Once the early weeks of a puppies life has gone, you can't regain it no matter how hard you try. It's important that 3-12 weeks of age the puppy isn't locked away. Their brain is like a little sponge at this stage - they learns, absorb information, and gets used to other amimals and people it has to spend the rest of it's life around.
There is of course the risk of it catching an illness if you take it out and about but I'd personally rather risk that than have a nervous or unsociable dog for the next 15 years.
A vet is obliged to tell you to keep it in until fully vaccinated because of the risk of disease but there is enough evidence to prove that this is terribly detrimental to the dogs future behaviour and ability to cope in society.
Where is the most likely place your dog will get an illness from another ill dog?
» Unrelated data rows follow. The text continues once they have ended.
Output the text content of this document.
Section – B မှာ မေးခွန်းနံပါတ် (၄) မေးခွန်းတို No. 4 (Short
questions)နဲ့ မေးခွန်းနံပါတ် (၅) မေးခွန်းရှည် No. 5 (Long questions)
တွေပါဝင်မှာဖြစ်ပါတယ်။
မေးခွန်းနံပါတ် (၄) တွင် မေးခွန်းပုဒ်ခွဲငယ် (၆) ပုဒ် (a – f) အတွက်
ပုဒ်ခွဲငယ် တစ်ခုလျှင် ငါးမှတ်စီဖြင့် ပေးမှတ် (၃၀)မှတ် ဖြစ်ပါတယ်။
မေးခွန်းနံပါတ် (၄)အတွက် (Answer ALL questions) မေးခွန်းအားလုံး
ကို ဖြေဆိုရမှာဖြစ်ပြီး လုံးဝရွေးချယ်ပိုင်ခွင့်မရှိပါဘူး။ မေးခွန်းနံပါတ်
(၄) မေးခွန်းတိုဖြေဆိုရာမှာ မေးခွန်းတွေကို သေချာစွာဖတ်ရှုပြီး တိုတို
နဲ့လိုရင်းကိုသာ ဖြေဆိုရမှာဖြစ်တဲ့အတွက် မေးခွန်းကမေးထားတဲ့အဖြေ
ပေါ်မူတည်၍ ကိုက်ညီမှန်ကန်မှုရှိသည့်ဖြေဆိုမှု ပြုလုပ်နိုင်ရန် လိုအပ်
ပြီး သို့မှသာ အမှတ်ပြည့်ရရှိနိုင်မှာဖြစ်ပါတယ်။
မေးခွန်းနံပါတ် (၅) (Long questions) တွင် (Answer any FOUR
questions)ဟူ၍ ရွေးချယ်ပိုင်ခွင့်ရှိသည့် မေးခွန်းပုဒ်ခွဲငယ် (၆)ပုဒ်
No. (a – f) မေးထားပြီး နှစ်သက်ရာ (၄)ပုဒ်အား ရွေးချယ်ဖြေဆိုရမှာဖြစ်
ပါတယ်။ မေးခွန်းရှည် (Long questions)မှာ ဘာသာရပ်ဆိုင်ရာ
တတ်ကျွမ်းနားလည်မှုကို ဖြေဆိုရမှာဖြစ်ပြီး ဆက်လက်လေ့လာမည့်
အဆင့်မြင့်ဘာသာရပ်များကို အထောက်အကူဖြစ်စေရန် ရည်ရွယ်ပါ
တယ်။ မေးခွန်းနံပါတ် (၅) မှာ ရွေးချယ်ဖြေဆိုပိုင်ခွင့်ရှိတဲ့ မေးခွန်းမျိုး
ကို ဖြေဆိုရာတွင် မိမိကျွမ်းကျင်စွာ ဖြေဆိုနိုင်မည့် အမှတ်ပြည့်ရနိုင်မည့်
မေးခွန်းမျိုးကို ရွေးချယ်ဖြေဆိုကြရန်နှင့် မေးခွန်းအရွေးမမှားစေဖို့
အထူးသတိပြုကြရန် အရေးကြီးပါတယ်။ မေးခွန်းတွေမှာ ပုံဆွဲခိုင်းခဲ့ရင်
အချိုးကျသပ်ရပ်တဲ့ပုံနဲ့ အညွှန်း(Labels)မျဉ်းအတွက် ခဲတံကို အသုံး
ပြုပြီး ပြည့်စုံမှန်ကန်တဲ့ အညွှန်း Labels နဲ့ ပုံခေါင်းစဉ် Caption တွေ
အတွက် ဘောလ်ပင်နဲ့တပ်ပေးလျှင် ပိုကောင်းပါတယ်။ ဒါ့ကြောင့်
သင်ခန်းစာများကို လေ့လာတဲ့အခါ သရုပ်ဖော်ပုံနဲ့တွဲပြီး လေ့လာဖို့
Where do people take their dog when it's sick or seriously ill? The vets - the most likely place your dog will pick up a disease yet we don't hesitate to take our new puppy there. Therefore the risks involved of taking your puppy to a friends house are minute in comparison.

The reason dogs years ago were all sociable, well balanced etc is because vaccination programmes didn't exist and puppies were raised in a family home and mixed with lots of different things from walking age. Now thousands of dogs are euthanased every year because they are aggressive or unable to mix in society safely and this could have been avoided with early socialisation as well as other factors."

brightspot 03-05-2014 05:08 PM

That is totally right. I took my pup places where dogs don't normally go when he was 3 and 4 months old -- before the puppy shots were completed. For example, we went to an outdoor concert where he met people of all ages, food trucks, balloons, umbrellas, and the Chick-Fil-A cow in full costume. He is a confident 10-month old now with solid nerves. I think the risk was worth it.